Manchuria is China's winter playground, a land of snow and ice—mostly ice. It lies in the northeast, tucked up snug against Mongolia and Siberia. Tell a Beijing resident you're heading for Manchuria, and he'll go "Brrrrr." Then he'll ask, "Weishenma?" which, translated, means "Why?"
Manchuria—or Northeast China as the currently preferred nomenclature has it—like many places in the vastness of this country, is remote yet has densely populated urban centers. Its hub is Harbin (pop. 2.5 million, or about the size of Chicago), which is 700 miles from Beijing. Harbin sits on the southern edge of what the Chinese call Da Huang Di, the Great Waste. Beyond Harbin, conditions are too harsh for all but the hardiest folks, most of them farmers.
The streets of Harbin, the capital of Heilongjiang Province, are choked with buses, bikes and horse carts. Russian-and Japanese-style buildings loom above the outdoor markets, reminders of early settlers and subsequent occupations of the 1930s and "40s. The promenade that runs by the bank of the Songhua River is called Stalin Park. In winter, when temperatures head for—40° F, the people of Harbin spend much of each day chopping hard-packed snow from the streets, the Songhua freezes over and kids break out their skates. "All our children love the icy sports." says Pan Jinrun, head of the Heilongjiang Province Physical Culture & Sports Commission. "And some become good at them."
A large majority of China's winter sports stars hail from Harbin and other parts of Manchuria. That's to say, a large majority of a select few. While the People's Republic has gained some prominence in summer sports—it won 15 golds at the L.A. Olympics—it won nary a medal at the two Winter Games it has entered, in 1980 and '84. But the hardworking people of Northeast China are fiercely determined. Only murmurs may be heard from the Chinese at Calgary, but there will certainly be louder sounds at future Winter Games.
Before the Cultural Revolution of the 1960s and '70s, Harbin produced some fine speed skaters. He Gan was one, Liu Fengrong—who was ranked fourth overall in the world among women in 1962 and '63—was another.

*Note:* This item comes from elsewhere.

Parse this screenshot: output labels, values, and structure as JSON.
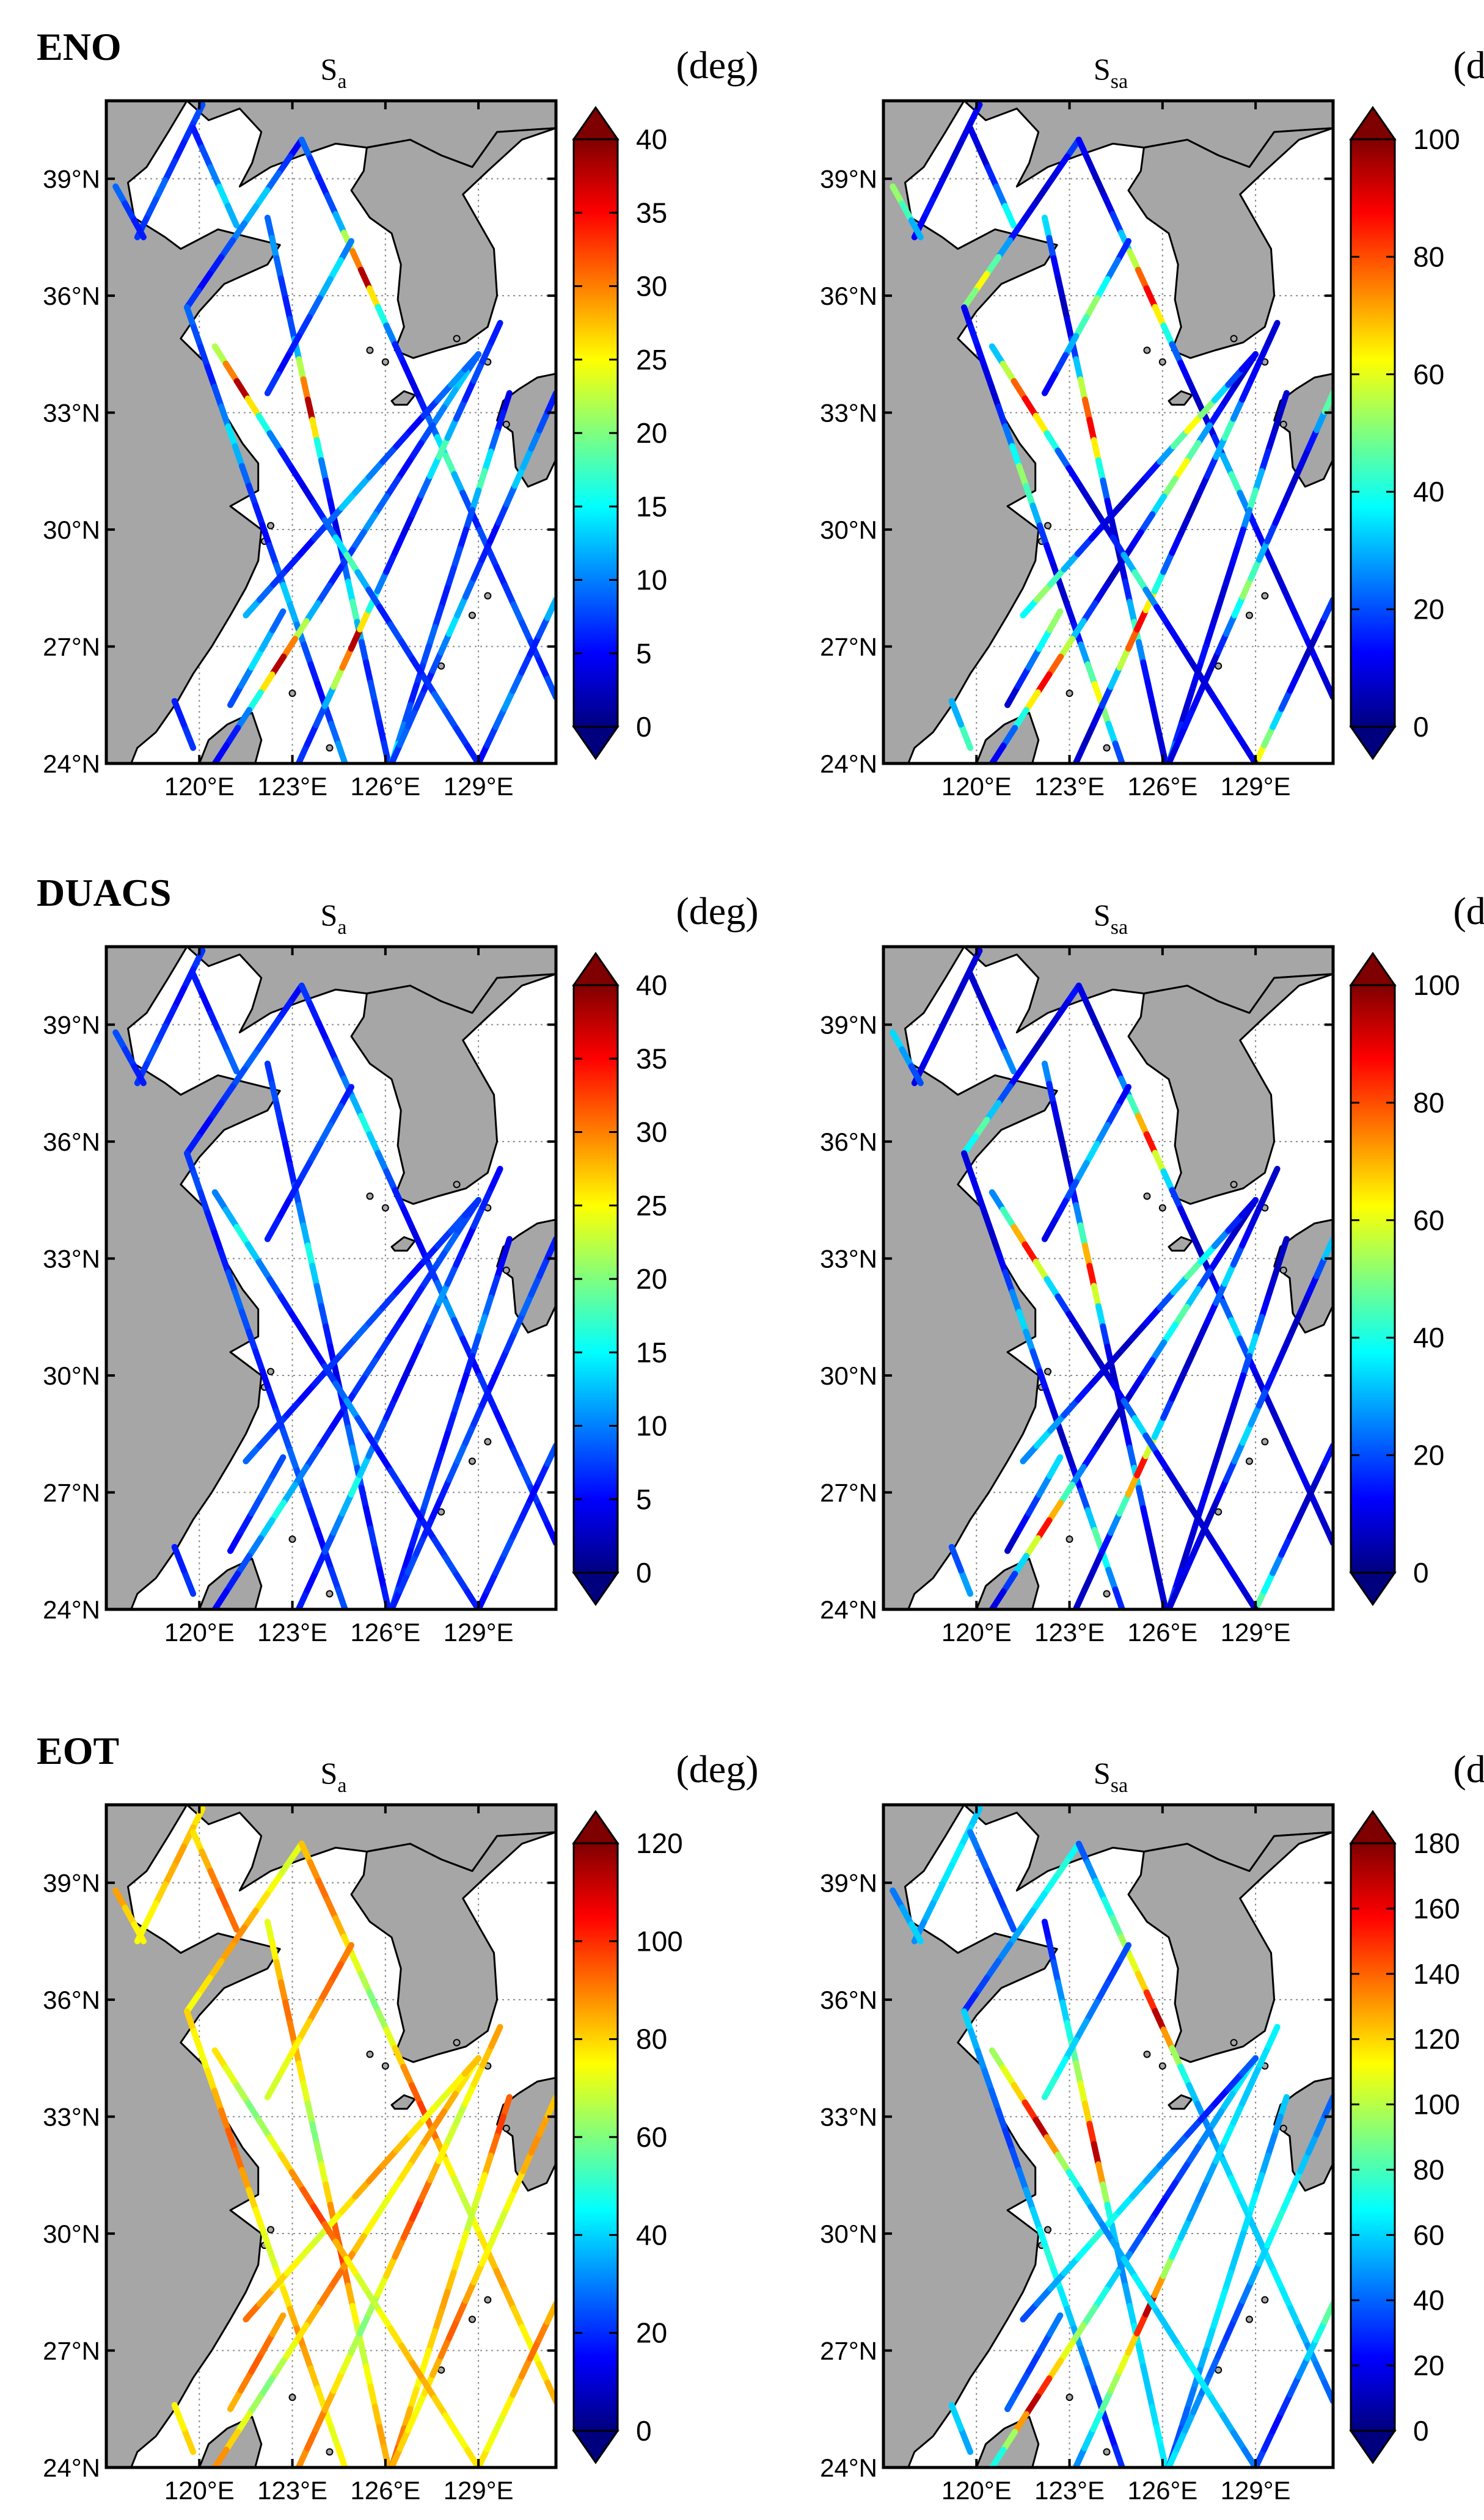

He and Liu, both Harbiners by birth, are major forces in the renaissance of their sport, he as the national men's coach, she as vice-director of Heilongjiang's sports commission.
"Thirty-five years ago each Harbin school had its own rink, and we were ahead of the world because of our natural conditions." says He looking out over the artificial-ice oval of the Harbin Ice Center. "We had much development in the '50s and '60s. Then the icy sports were interrupted by the Cultural Revolution—a disaster. We lost 10 years. During that period the world began to use artificial ice, and China lagged behind. This oval was completed in 1979, and we have four others like it in the northeast. In recent years our women's speed skating has become very good again, very good. The men's team, I'm sad to say, is still far behind."
Liu agrees that the Chinese women's speed skating team "will be better than at Sarajevo," though she also says. "I don't think there will be a big surprise. No medals."
The objective at Calgary, He says, is to place one or more of the women skaters "within the top 10" in one event or another. "This is the goal set by the state commission. In my opinion, if Wang Shiu Li could squeeze into the top 10 it would certainly be the pinnacle of her career. She's getting old."
It was difficult to watch the 22-year-old Wang zip around the oval at Changchun, a city 145 miles southwest of Harbin where the national team trained, and think of her as old. Veteran, yes: old, no. She has been responsible for China's most shining moments in recent international winter sports competition. At the 1986 World Speed Skating Championships, she was sixth at 500 meters, seventh at 1.500 meters and 11th overall.
Wang is another native Harbiner, the daughter of a construction worker. "I took up skating in school at 10 and quickly learned of Liu and her records," she says. "She became my hero and I wanted to surpass her. The gap between China and a medal is, to be realistic, very wide. But I am hoping, of course."